Thanks for reporting this @georgm8 . The data expected in this column are SNOMED codes which are integers rather than strings. feature_maps.py generates the map between the SNOMED codes as integers and string categories.

Not sure why that error appears. Looking at this on my phone at the moment. Will check this evening and merge.

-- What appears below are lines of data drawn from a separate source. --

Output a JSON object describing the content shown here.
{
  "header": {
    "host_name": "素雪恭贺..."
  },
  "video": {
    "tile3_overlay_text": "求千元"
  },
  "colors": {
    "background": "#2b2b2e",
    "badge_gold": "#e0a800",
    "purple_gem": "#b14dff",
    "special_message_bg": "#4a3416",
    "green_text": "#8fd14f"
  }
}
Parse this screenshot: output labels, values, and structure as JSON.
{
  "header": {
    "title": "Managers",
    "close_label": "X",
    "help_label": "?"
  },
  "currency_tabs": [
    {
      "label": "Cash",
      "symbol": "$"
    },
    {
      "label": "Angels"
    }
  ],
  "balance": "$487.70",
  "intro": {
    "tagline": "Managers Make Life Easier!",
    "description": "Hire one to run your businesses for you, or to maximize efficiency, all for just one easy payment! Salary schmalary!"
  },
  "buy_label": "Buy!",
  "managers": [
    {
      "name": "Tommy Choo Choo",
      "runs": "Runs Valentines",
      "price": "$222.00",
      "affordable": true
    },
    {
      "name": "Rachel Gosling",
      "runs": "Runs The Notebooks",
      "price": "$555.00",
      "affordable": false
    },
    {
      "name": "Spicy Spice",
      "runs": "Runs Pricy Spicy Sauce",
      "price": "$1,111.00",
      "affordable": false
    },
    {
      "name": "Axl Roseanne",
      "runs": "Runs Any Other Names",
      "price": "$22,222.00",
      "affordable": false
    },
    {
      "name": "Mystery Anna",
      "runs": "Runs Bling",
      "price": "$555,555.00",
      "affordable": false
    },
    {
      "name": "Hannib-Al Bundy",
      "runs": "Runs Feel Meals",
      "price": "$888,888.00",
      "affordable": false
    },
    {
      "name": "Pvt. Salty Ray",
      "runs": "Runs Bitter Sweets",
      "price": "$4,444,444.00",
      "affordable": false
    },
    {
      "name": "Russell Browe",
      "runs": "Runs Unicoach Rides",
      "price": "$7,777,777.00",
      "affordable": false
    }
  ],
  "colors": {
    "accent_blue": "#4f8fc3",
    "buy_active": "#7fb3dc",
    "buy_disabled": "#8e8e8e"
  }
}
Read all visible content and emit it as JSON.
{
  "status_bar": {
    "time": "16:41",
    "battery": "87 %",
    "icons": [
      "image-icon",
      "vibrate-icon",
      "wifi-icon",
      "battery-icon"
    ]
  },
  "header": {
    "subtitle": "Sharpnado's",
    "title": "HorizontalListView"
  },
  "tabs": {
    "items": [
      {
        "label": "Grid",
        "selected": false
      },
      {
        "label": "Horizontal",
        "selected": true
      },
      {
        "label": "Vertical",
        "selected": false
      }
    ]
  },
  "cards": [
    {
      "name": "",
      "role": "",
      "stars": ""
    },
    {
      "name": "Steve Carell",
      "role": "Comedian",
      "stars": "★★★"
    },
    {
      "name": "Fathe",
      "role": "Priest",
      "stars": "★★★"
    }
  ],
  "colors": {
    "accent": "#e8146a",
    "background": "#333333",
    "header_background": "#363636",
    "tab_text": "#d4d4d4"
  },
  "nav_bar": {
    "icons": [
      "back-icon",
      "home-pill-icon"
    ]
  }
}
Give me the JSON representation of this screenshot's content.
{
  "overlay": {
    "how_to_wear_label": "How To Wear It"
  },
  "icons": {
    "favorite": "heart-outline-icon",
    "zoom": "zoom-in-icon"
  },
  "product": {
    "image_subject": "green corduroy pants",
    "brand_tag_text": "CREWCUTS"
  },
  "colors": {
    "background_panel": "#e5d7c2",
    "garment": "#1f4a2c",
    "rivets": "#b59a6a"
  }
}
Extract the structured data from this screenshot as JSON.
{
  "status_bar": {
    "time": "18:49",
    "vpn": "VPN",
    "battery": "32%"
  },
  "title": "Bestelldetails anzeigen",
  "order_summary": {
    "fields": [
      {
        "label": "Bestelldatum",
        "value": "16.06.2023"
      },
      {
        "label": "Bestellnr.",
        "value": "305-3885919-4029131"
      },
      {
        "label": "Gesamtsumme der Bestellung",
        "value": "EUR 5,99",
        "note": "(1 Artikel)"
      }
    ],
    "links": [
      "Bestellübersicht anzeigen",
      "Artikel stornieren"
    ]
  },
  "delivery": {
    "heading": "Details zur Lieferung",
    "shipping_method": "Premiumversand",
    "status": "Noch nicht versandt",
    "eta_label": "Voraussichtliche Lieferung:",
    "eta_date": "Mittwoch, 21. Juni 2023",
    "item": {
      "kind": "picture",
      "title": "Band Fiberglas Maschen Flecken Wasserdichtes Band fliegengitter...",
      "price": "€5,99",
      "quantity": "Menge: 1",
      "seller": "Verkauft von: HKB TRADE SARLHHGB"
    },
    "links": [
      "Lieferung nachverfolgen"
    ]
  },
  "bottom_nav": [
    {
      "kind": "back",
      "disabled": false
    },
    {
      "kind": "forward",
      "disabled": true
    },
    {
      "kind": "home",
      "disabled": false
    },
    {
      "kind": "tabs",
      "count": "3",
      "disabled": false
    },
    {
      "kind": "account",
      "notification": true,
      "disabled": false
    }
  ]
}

Regarding the SNOMED codes for missing data, I agree that they should go in feature_maps along with 0 which is already in there I think.

vvcb commented 1 year ago

@georgm8, I have rerun v0.3.1 on the LTH data and don't get this error. The following is the truncated output of good.dtypes after the first validation. There shouldn't really be any Int64 dtypes unless you are coercing columns into this in a previous step. Is it possible that this may have been introduced to allow nan in SNOMED columns instead of assigning 0 or one of the allowed values for missing or unknown values.

Can you please check and close this issue if this explains it?

Also please see https://github.com/pandas-dev/pandas/issues/45729.

column dtype
patient_id int64
visit_id int64
townsend_score_quintile int64
gender object
activage int64
ethnos object
accommodationstatus int64
procodet object
edsitecode object
eddepttype object
edarrivalmode int64
edattendcat object
edattendsource int64
edarrivaldatetime datetime64[ns, UTC]
edwaittime float64
edacuity int64
edchiefcomplaint int64
edcomorb_01 int64
eddiag_NN int64
edentryseq_NN int64
eddiagqual_NN int64
edinvest_NN int64
edtreat_NN int64
timeined float64
disstatus int64
edattenddispatch int64
edrefservice int64
georgm8 commented 1 year ago

Thanks - you're absolutely right - I forgot to remove the Nullable Integer data type I was testing out earlier. No error with int64 data types. Closing.